Forum for Saturday 24 February pay television

Developments in the past couple of weeks will cause a bit of consternation among the pay TV operators.

Subscriptions to high-speed internet connections have overtaken those for dial-up. Australian Bureau of Statistics figures this week show that nearly four million households and businesses have high-speed internet connections, doubling in the 18 months to September.

Perhaps the main reason for the explosion is that there is so much good material on the internet, in particular podcasting, where you can download broadcast material to be listened to on you ipod or MP3 player whenever you want.
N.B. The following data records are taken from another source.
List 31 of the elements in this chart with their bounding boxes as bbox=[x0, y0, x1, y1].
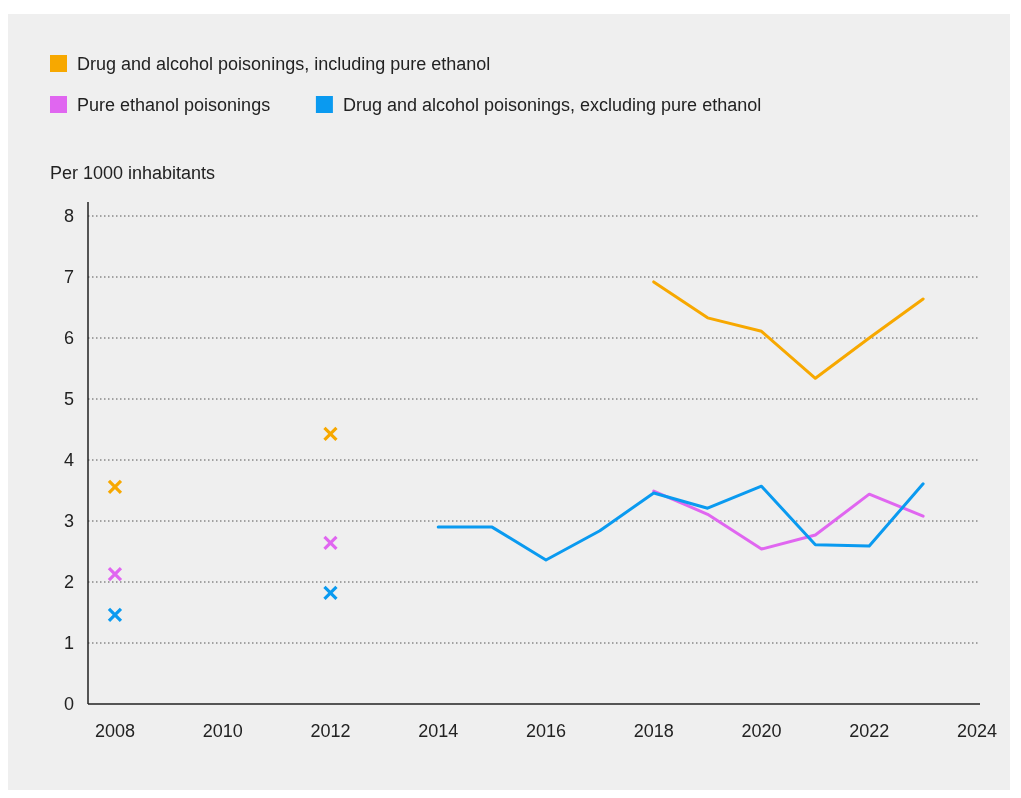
x-tick-label: 2008 bbox=[94, 721, 135, 741]
y-tick-label: 0 bbox=[63, 694, 74, 714]
legend-label: Drug and alcohol poisonings, excluding pure ethanol bbox=[342, 95, 762, 115]
x-tick-label: 2024 bbox=[956, 721, 998, 741]
x-tick-label: 2018 bbox=[633, 721, 674, 741]
y-tick-label: 6 bbox=[63, 328, 74, 348]
point bbox=[322, 426, 339, 442]
y-tick-label: 7 bbox=[63, 267, 74, 287]
point bbox=[107, 566, 123, 582]
legend-label: Drug and alcohol poisonings, including pure ethanol bbox=[77, 54, 491, 74]
x-tick-label: 2022 bbox=[849, 721, 890, 741]
line-series bbox=[436, 482, 925, 562]
y-tick-label: 2 bbox=[63, 572, 74, 592]
point bbox=[322, 535, 339, 551]
line-series bbox=[652, 280, 925, 380]
legend-label: Pure ethanol poisonings bbox=[77, 95, 271, 115]
y-tick-label: 8 bbox=[63, 206, 74, 226]
x-tick-label: 2012 bbox=[310, 721, 351, 741]
y-tick-label: 1 bbox=[63, 633, 74, 653]
y-axis-title: Per 1000 inhabitants bbox=[50, 163, 216, 183]
point bbox=[322, 585, 339, 601]
point bbox=[107, 479, 123, 495]
x-tick-label: 2010 bbox=[202, 721, 243, 741]
line-series bbox=[652, 489, 925, 551]
y-tick-label: 3 bbox=[63, 511, 74, 531]
x-tick-label: 2016 bbox=[525, 721, 566, 741]
x-tick-label: 2014 bbox=[418, 721, 459, 741]
y-tick-label: 4 bbox=[63, 450, 74, 470]
point bbox=[107, 607, 123, 623]
x-tick-label: 2020 bbox=[741, 721, 782, 741]
y-tick-label: 5 bbox=[63, 389, 74, 409]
It is true that Australia’s idea of high-speed internet is pretty slow by international standards and that it is unlikely to get very much better anywhere but in the CBDs of the main cities. This is because Telstra abandoned plans for a national broadband network after it could not extract from the Government a deal over what it could charge competitors for access to it.

But as is so often the case, where governments and regulators fail, technology and the market step in.

Two technologies are on the way. One is new video compression and the other is new wireless transmission. It means your computer can stay in the study and the TV in the lounge. You put a box next to the TV which receives compressed video – movies, new and old TV shows — over the internet.

Let’s couple this with another recent development. The ABC has set up a new division, ABC Commercial. It will look at commercialising the vast amount of ABC content. In particular, it will look at charging for downloads of archival material – sound and video that is more than a week old. Sound it can do immediately. Video it can do now but the quality is poor, but with the new technology it will put a huge amount of extra broadcast-quality content a click away.

The Australian pay TV operators must be quaking. Why would viewers subscribe with a monthly fee to a limited range of material when they can pay for only what they use from a huge range of providers (the BBC included) of quality content, and trash for that matter?

The new high-quality internet delivery of television will castrate the Government’s regulation of media.

At present only a handful of providers can afford the satellite and cable platforms to deliver pay TV. They can be easily monitored. The pay TV regulations limit a foreign owner’s stake to 20 per cent; demand that 10 per cent of a drama channel (including children’s programs) be Australian made; prohibit R-rated material; and limit advertisements.

Those regulations will be impossible to police with internet delivery.

An interesting question will be the delivery of sport. The demand for “live” sport is high. It does not matter much when you watch a movie, a documentary or other show. Even the news can be a few hours old. But if the sport is not “live”, for many, the excitement is gone. The big sports will presumably still attract big dollars, the question is whether existing operators will lose to internet delivery. Certainly internet delivery may mean more coverage for minority sports and women’s sport which gets almost ignored by the big free-to-air and pay TV operators.

As for free-to-air, the ink is not dry on the Government media “reforms” which continue to protect the three commercial free-to-air operators.

Governments of both complexion have feared them and protected them for decades. Dealing with ABC Commercial in the age of internet television will present the Government (particularly the Howard Government if it is still around) with a quandary.

In the past, the economically dry Howard Government has stamped on commercialising of the ABC. This is contrary to the Government’s usual privatisation ideology because advertising on the ABC would drain dollars away from it media mates who own commercial free-to-air stations.

What if the new ABC Commercial were to release – at a low price — the huge database of ABC programs over the internet when the technology permits easy high-quality transmission and viewing? That would take eyes and dollars away from commercial free-to-air. Maybe the Government would insist on high pricing or even prohibit release.

But there is a case for free release.

As the former staff-elected director of the ABC Quentin Dempster argued, taxpayers have already paid for the material and should not have to pay twice.

But the ABC might argue that the ABC already sells its content through the ABC shop where you can buy video and audio on CDs. Against that is the argument that consumers are paying for the cost of putting the stuff on the CD and the cost of retailing it. If the material is already on the ABCs computer servers and the consumer is downloading direct to a computer, the cost should be minimal.

The Australian Bureau of Statistics now works that way. It used to charge for statistics when they were delivered on paper – mainly to recover costs. When it evolved to an on-line operation the bureau was so in the habit of charging that it continued to charge for downloads – at the old paper rate.

That seemed a bit rich given that the statistics were compiled from information provided (at a cost and under compulsion) by taxpayers and businesses. The bureau finally recognised this and downloaded statistics are free. And the nation is better for it. It is more informed and businesses can make better decisions.

Maybe the ABC will think that way.

If so, not only will pay TV operators have something to worry about, so will the commercial free-to-air providers.

In any event, it will not be long before television in Australia changes radically for the better. And for that you can thank technology. The improvement will come despite government regulation, not because of it. The technology will have made the regulation obsolete.